There's a way to test this. When the model starts up we store a variable that tracks how much mass we ought to expect per cell for the rest of the simulation. If you open up devtools while running the model you can see it by typing:

sim.focus().lithosphere.average_conserved_per_cell

Then you can compare it to the equivalent amount for the current point in time:

Crust.get_average_conserved_per_cell(sim.focus().lithosphere.total_crust)

If those number don't match then you have some sort of conservation error.

Anybody willing to give it a shot? I've been super intense with the C++ port lately and don't want to get side tracked.

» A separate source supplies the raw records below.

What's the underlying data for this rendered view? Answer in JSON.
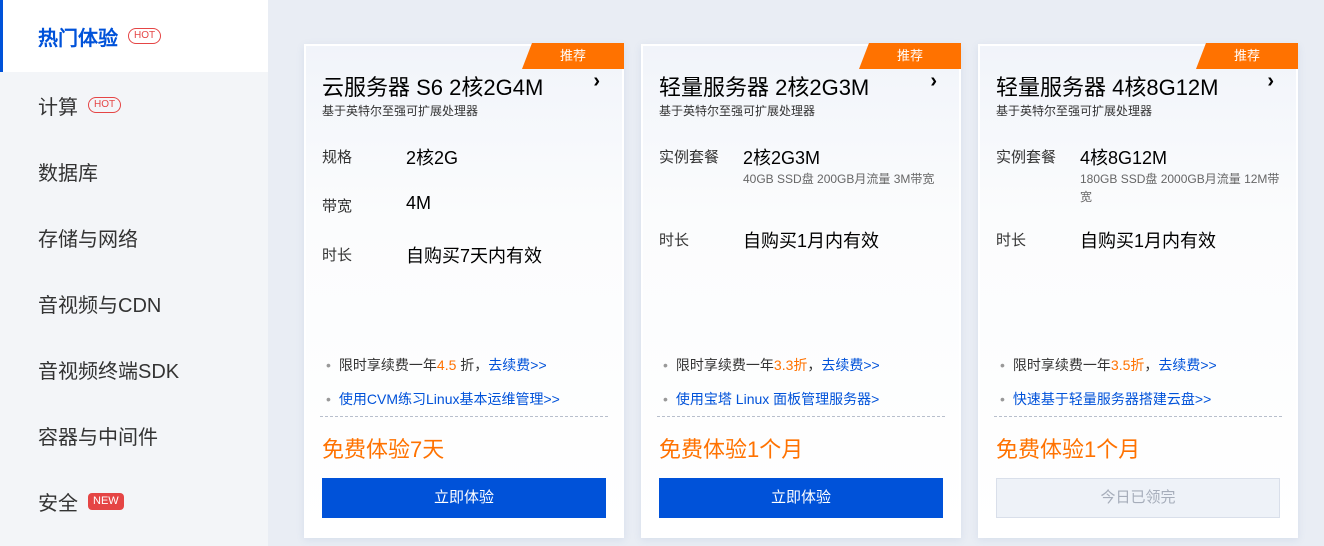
{
  "sidebar": {
    "items": [
      {
        "label": "热门体验",
        "tag": "HOT"
      },
      {
        "label": "计算",
        "tag": "HOT"
      },
      {
        "label": "数据库"
      },
      {
        "label": "存储与网络"
      },
      {
        "label": "音视频与CDN"
      },
      {
        "label": "音视频终端SDK"
      },
      {
        "label": "容器与中间件"
      },
      {
        "label": "安全",
        "tag": "NEW"
      }
    ]
  },
  "cards": [
    {
      "tag": "推荐",
      "title": "云服务器 S6 2核2G4M",
      "arrow": "›",
      "subtitle": "基于英特尔至强可扩展处理器",
      "specs": [
        {
          "label": "规格",
          "value": "2核2G"
        },
        {
          "label": "带宽",
          "value": "4M"
        },
        {
          "label": "时长",
          "value": "自购买7天内有效"
        }
      ],
      "renew": {
        "prefix": "限时享续费一年",
        "discount": "4.5",
        "suffix": " 折，",
        "link": "去续费>>"
      },
      "guide_link": "使用CVM练习Linux基本运维管理>>",
      "offer": "免费体验7天",
      "button": "立即体验"
    },
    {
      "tag": "推荐",
      "title": "轻量服务器 2核2G3M",
      "arrow": "›",
      "subtitle": "基于英特尔至强可扩展处理器",
      "specs": [
        {
          "label": "实例套餐",
          "value": "2核2G3M",
          "note": "40GB SSD盘 200GB月流量 3M带宽"
        },
        {
          "label": "时长",
          "value": "自购买1月内有效"
        }
      ],
      "renew": {
        "prefix": "限时享续费一年",
        "discount": "3.3折",
        "suffix": "，",
        "link": "去续费>>"
      },
      "guide_link": "使用宝塔 Linux 面板管理服务器>",
      "offer": "免费体验1个月",
      "button": "立即体验"
    },
    {
      "tag": "推荐",
      "title": "轻量服务器 4核8G12M",
      "arrow": "›",
      "subtitle": "基于英特尔至强可扩展处理器",
      "specs": [
        {
          "label": "实例套餐",
          "value": "4核8G12M",
          "note": "180GB SSD盘 2000GB月流量 12M带宽"
        },
        {
          "label": "时长",
          "value": "自购买1月内有效"
        }
      ],
      "renew": {
        "prefix": "限时享续费一年",
        "discount": "3.5折",
        "suffix": "，",
        "link": "去续费>>"
      },
      "guide_link": "快速基于轻量服务器搭建云盘>>",
      "offer": "免费体验1个月",
      "button": "今日已领完"
    }
  ]
}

TheNewParad1gm commented 3 years ago

I'd be happy to give it a shot. It really does feel to me that after a good while I have less continent. But, it could just be a trick of the mind!

aobunau commented 2 years ago

well i'm 2 years late to the party but you're absolutely correct and it is no trick of the mind image you can see the result of 2.6 billion years of simulation here however, my starting heightmap is this image: image you can see just how much land was lost between those 2 images and finally, i put those 2 lines into devtools and got this image

i didnt really want to create a duplicate issue but at the same time i'm not really sure if this project is abandoned or not, i just hope somebody will fix this someday because it's a total dealbreaker

ininja-ininja commented 3 months ago

I think that if hotspots and oceanic plate rifting were added, we would see an increase in land and not a decrease. Thanks to oceanic plate rifting and hotspots we have on our Earth, the amount of landmass is changing, earth once had no continents and was just a water world but now has some large landmasses

ininja-ininja commented 3 months ago

This doesn't appear to be an issue. The first setup of the planet is give it enough mass on the surface to work with. If the planet started out completely flat and bare it would take too long to get continential shields to form. If you really look at it your example shows a planet similar to Earth in terms of land coverage and ocean coverage. There appears to be a large continent submerged under water but this is still a continent and it's pretty cool you got that result. The North American continent was like this for millions of years.

Well I do have to say though , if we had the features that i said in the previous comment, we'd be able to form continents from a bare, ocean world quickly, and that would realistically and easily mimic how it went for Earth.